けど、間近で見るとその感想が間違いだと気付く。何せ、その美しい姿は、人の顔、身体に見せているだけの群がる蟻達なのだから。
『黙れ。外道。』
『あらあら。嫌われちゃったわね。食べ物の分際で。』
ベルスクアが私の顔を覗き込む。
『本来、グンタイアリは目が退化してしまい視力がないのよ。その代わりフェロモンを使って行動するのだけど。私の場合はちゃんと視力を持っているわ。人族以上にね。しかも思考もするし、話すことも出来る。そして、我が王から賜った神聖界十二樹宝の宝玉。』
ベルスクアが小さな、ビー玉くらいの赤い宝石を取り出した。
『この宝玉によって私は私の全てと思考が共有できるようになったのよ。数秒のラグも無くね。』
ベルスクアが宝石を体内に戻す。
『はぁ…。最高な気分…。綺麗な顔ね。整った顔立ち。大きくて綺麗な瞳。高い鼻。肉厚な唇。さらさらの髪。』
品定めするように指先でなぞっていく。その度に蟻達が私の身体を駆ける。
『肌も綺麗。すべすべね。女性らしい肉付き。けど、ふふ。お胸は控え目ね。』
『ぐっ!。』
『あらあら。御免なさい。気にしてたのね。けど大丈夫よ。腕も足もすらっと長くて、だけど、もちもちしていて凄く魅力的よ。ふふ。お尻の形も綺麗。』
『気安く触るな。触って良いのは…1人だけです。』
『ふふ。そうなの?。それは御免なさいね。我慢するのが大変なのよ。本当に美味しそうで。』
ベルスクアの顔が人の顔から蟻の顔に変化した。巨大な牙を左右に開いて唾液を垂れ流す。
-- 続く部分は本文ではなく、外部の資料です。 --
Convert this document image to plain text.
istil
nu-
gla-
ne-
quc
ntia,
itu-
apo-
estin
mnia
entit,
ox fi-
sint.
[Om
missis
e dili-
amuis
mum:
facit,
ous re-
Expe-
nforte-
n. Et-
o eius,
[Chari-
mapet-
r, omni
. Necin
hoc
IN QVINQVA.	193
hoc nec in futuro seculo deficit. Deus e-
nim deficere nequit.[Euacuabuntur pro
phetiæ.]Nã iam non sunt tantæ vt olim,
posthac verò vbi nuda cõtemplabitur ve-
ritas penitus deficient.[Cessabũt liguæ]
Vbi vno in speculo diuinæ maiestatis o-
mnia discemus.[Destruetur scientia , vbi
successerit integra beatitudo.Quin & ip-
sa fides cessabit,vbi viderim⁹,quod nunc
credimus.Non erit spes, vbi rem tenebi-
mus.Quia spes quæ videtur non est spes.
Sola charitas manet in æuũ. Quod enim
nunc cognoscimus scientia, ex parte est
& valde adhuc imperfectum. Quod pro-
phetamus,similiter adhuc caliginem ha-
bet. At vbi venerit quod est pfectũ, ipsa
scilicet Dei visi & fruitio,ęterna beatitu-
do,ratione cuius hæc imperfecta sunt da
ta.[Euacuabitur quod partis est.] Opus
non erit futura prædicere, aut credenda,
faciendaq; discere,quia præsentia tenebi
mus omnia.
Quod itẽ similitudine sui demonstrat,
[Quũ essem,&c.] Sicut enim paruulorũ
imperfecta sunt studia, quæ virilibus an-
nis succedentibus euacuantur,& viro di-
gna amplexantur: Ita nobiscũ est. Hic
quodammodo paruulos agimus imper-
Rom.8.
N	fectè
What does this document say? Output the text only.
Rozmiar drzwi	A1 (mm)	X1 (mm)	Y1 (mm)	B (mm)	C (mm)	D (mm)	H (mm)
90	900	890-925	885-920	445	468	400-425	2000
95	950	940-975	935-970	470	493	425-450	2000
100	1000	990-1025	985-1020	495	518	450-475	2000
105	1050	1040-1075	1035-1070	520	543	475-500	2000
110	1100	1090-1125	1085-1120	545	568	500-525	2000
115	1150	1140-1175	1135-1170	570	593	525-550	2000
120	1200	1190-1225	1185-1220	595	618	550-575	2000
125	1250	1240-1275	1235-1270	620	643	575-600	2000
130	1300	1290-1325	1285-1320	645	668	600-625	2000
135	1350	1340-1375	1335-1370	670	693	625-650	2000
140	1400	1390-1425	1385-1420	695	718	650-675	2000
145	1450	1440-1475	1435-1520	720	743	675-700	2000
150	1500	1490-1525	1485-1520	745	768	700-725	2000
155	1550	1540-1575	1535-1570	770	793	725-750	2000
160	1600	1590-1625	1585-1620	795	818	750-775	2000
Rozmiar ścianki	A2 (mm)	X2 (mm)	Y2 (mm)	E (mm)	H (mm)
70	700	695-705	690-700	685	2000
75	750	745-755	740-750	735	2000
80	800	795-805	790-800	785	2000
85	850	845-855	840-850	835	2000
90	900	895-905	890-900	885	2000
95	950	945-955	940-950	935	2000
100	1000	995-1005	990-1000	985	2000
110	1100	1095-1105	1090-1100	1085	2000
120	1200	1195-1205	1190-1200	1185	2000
『全身の穴という穴から入って身体の内側から食べるのも良いわよね?。それとも、感覚のない手足から食べて徐々に身体の内側に入っていこうかしら?。』
『………。』
『目を逸らしちゃ駄目よ。』
首に巻き付いている蟻達が私の頭を引っ張る。
『ねぇ。どうやって食べられたい?。痛いのは嫌よね?。けど、けどね。私。女の子の悲鳴を聴きながら食べるのが大好きなの!。だけどね?。ゆっくり楽しみたいのに…いつも食欲の方が優先されちゃって一瞬で食べちゃうの。ふふ。仕方がないわよね?。だって、私はこんなにいるんだもの!。』
蟻。蟻。蟻。蟻。蟻。蟻。蟻。蟻。蟻。蟻。蟻。蟻。蟻。蟻。蟻。蟻。蟻。蟻。蟻。蟻。
蟻の巣に運ばれてきた食べられるだけの運命にある虫達の気持ちってこんな感じなのね。…絶望的。
『ぐっ。お前は…絶対…許さない!。』
コイツは絶対に倒す。
私の同族も、私の子達も食べたコイツを。
『ふふ。怖い怖い。この有り様で、まだ強がれるのですね。ふふふ。さぁ。そろそろ私の空腹も限界です。中途半端に食べた時の方が食欲って高まってしまいますよね?。ああ、もう我慢できません。食べちゃいましょう。』
『ふふ。ふふふ。』
『あら?。何を笑っているの?。食される恐怖で壊れてしまいましたか?。私は悲鳴の方が好みなのですが?。』
『ええ。そうですね。私も…そう思いますよ。ええ。貴女の悲鳴を聞かせて下さい。』
『っ!?。なっ!?。』
全力でエーテルを放出。
私の身体を中心に無数の蝶達が飛び出した。